This thesis investigated the radiation tolerance of neuromorphic architectures. This was triggered by the findings from the existing literature that neuromorphic architectures have good radiation tolerance. To improve on this radiation tolerance, we introduced online learning, an Spike-Dependent Synaptic Plasticity (SDSP) learning mechanism that runs unsupervised on the system and has the task of counteracting radiation influences.

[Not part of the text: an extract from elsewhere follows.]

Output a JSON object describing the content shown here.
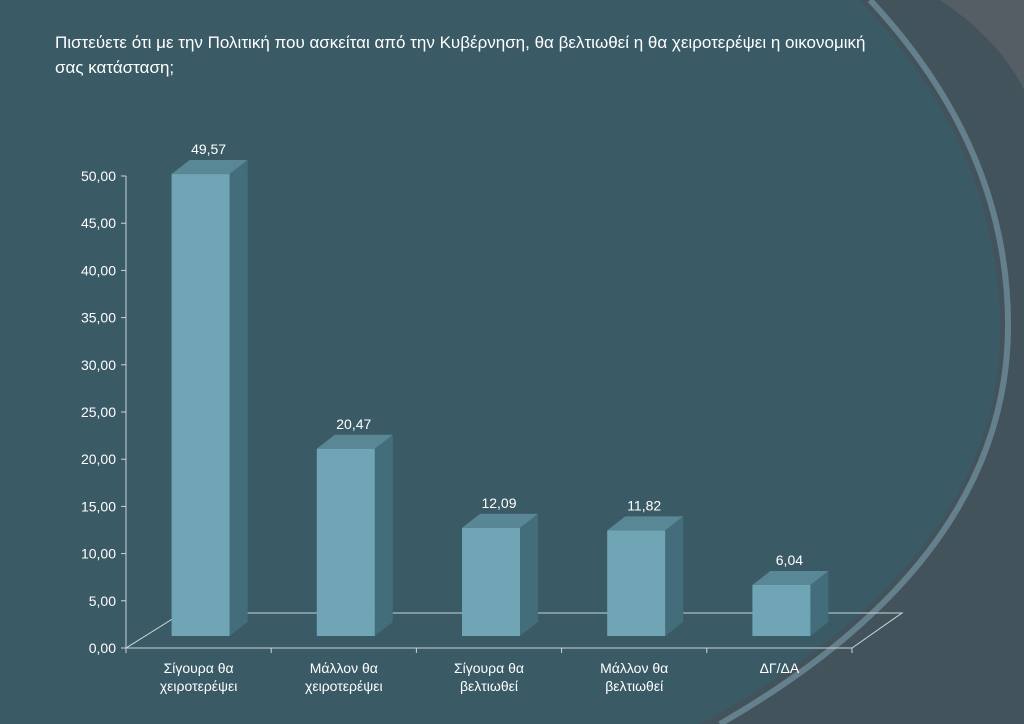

To validate our approach, we needed to expose our architecture to radiation. To make a test target for this, we needed an FPGA, for which we selected a flash-based FPGA. The device we picked was the PolarFire® SoC FPGA Icicle Kit. We also had to choose an open-source neuromorphic architecture to place on that FPGA; for this, we did a design space exploration and selected the Online-learning Digital spiking Neuromorphic processor (ODIN) architecture due to its learning capabilities and its relatively small size. We then created monitoring logic around the neuromorphic implementation and created a test setup. We also had to train the neuromorphic architecture and configure the online learning parameters. We selected the MNIST dataset for training. The task of the neuromorphic architecture was to classify those images. The initial model training was done with Python, the resulting weights of this training were put on the FPGA and that gave us the starting point for radiation testing. We created a UART connection to the FPGA to configure the architecture, set up the weights, and also to send the images and retrieve the classification output.
With our neuromorphic architecture setup on the FPGA device, we were able to test the architecture against radiation. We started with radiation beam testing at the ChipIR testing facility at Appleton Laboratory in the UK. This radiation beam allowed us to collect data about the radiation resistance of our system. We expanded the data collection by running a simulation based on the measured fault rate to get more information on radiation effects over a longer time period.
The ODIN architecture showed good radiation resistance without additional learning, but with added learning, the accuracy in the shorter runs decreased instead of increased. We ran additional simulations and found that over a longer period of time learning will have positive effects. We ran simulations until we had a completely failed system without learning. We did not see complete system failure with learning enabled, so this means that learning increases the time it will take for the system to completely fail by at least 175%. Therefore, while learning does not significantly contribute to preserving the system’s initial high level of accuracy against radiation effects, it is highly effective in substantially delaying the complete failure of the system.